在 Ray Core 中，如果您尝试从驱动程序传递 CPU 张量，GPU Actor 会接收到 CPU 张量

# This will fail because the driver passes a CPU copy of the tensor,
# and the GPU actor also receives a CPU copy.
ray.get(actor.process.remote(torch.zeros(10)))

使用 Ray 编译图，您可以用类型提示注解 DAG 节点，以指示值中可能包含 torch.Tensor

with ray.dag.InputNode() as inp:
    inp = inp.with_tensor_transport(device="cuda")
    dag = actor.process.bind(inp)

cdag = dag.experimental_compile()
print(ray.get(cdag.execute(torch.zeros(10))))

在底层，Ray 编译图后端将 torch.Tensor 复制到 Ray Core 分配给 GPUActor 的 GPU 上。

当然，您也可以自己完成，但使用编译图有其优势

Ray 编译图可以最大限度地减少数据复制次数。例如，从一个 CPU 传递到多个 GPU 需要一次复制到共享内存缓冲区，然后每个目标 GPU 需要一次主机到设备的复制。
将来，这可以通过诸如内存锁定等技术进一步优化，当 CPU 是目标时使用零拷贝反序列化等。

GPU 到 GPU 通信#

Ray 编译图支持基于 NCCL 的 CUDA torch.Tensor 对象传输，避免通过 Ray 基于 CPU 的共享内存对象存储进行任何复制。
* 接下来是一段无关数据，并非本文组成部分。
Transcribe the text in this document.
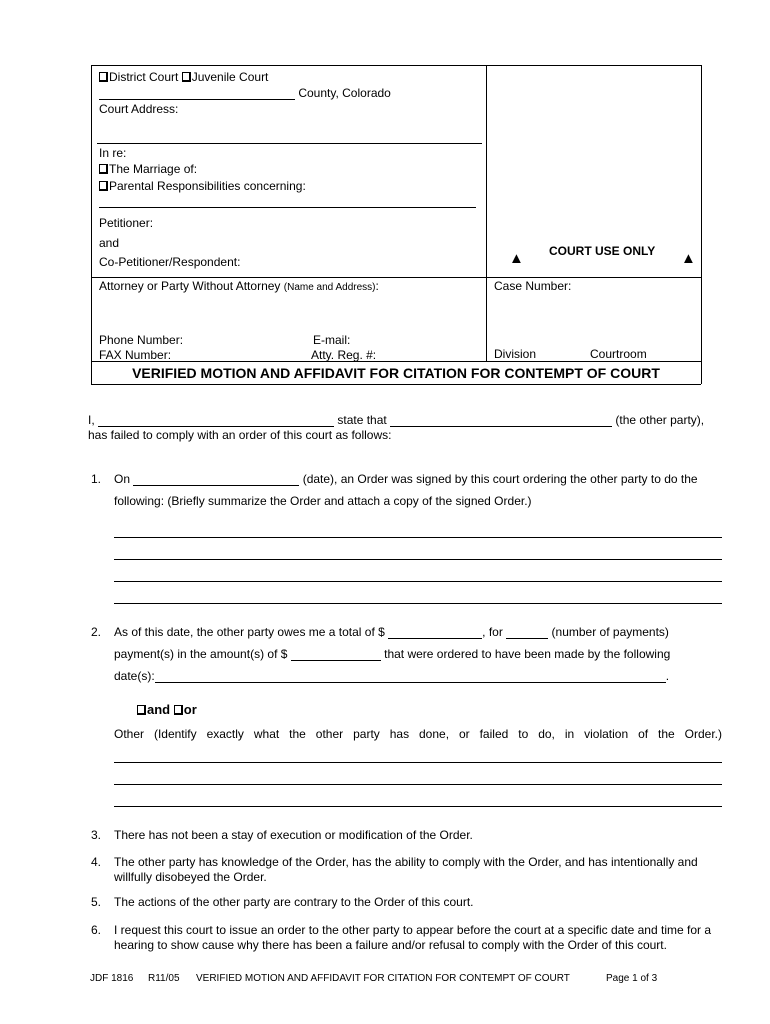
District Court Juvenile Court
County, Colorado
Court Address:
In re:
The Marriage of:
Parental Responsibilities concerning:
Petitioner:
and
Co-Petitioner/Respondent:	▲ COURT USE ONLY ▲
Attorney or Party Without Attorney (Name and Address):	Case Number:
Phone Number:	E-mail:
FAX Number:	Atty. Reg. #:	Division	Courtroom
VERIFIED MOTION AND AFFIDAVIT FOR CITATION FOR CONTEMPT OF COURT
I,	state that	(the other party),
has failed to comply with an order of this court as follows:
1. On	(date), an Order was signed by this court ordering the other party to do the
following: (Briefly summarize the Order and attach a copy of the signed Order.)
2. As of this date, the other party owes me a total of $	, for	(number of payments)
payment(s) in the amount(s) of $	that were ordered to have been made by the following
date(s):	.
and or
Other (Identify exactly what the other party has done, or failed to do, in violation of the Order.)
3. There has not been a stay of execution or modification of the Order.
4. The other party has knowledge of the Order, has the ability to comply with the Order, and has intentionally and willfully disobeyed the Order.
5. The actions of the other party are contrary to the Order of this court.
6. I request this court to issue an order to the other party to appear before the court at a specific date and time for a hearing to show cause why there has been a failure and/or refusal to comply with the Order of this court.
JDF 1816 R11/05 VERIFIED MOTION AND AFFIDAVIT FOR CITATION FOR CONTEMPT OF COURT	Page 1 of 3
通过用户提供的类型提示，Ray 可以提前准备 NCCL 通信器和操作调度，从而避免死锁并实现计算与通信的重叠。

Ray 编译图底层使用 cupy 来支持 NCCL 操作。cupy 版本会影响 NCCL 版本。Ray 团队未来还计划支持自定义通信器，例如支持跨 CPU 的集合操作或重用现有集合组。

首先，创建发送方和接收方 Actor。请注意，此示例需要至少 2 个 GPU。

import torch
import ray
import ray.dag
from ray.experimental.channel.torch_tensor_type import TorchTensorType


# Note that the following example requires at least 2 GPUs.
assert (
    ray.available_resources().get("GPU") >= 2
), "At least 2 GPUs are required to run this example."


@ray.remote(num_gpus=1)
class GPUSender:
    def send(self, shape):
        return torch.zeros(shape, device="cuda")


@ray.remote(num_gpus=1)
class GPUReceiver:
    def recv(self, tensor: torch.Tensor):
        assert tensor.device.type == "cuda"
        return tensor.shape


sender = GPUSender.remote()
receiver = GPUReceiver.remote()

为了支持使用 NCCL 进行 GPU 到 GPU 通信，请使用 with_tensor_transport API 提示包装包含要传输的 torch.Tensor 的 DAG 节点

with ray.dag.InputNode() as inp:
    dag = sender.send.bind(inp)
    # Add a type hint that the return value of `send` should use NCCL.
    dag = dag.with_tensor_transport("nccl")
    # NOTE: With ray<2.42, use `with_type_hint()` instead.
    # dag = dag.with_type_hint(TorchTensorType(transport="nccl"))
    dag = receiver.recv.bind(dag)

# Compile API prepares the NCCL communicator across all workers and schedule operations
# accordingly.
dag = dag.experimental_compile()
assert ray.get(dag.execute((10,))) == (10,)

当前的限制包括

仅支持 torch.Tensor 和 NVIDIA NCCL
支持点对点传输。集合通信操作即将推出。
通信操作目前是同步进行的。计算与通信的重叠是一个实验性功能。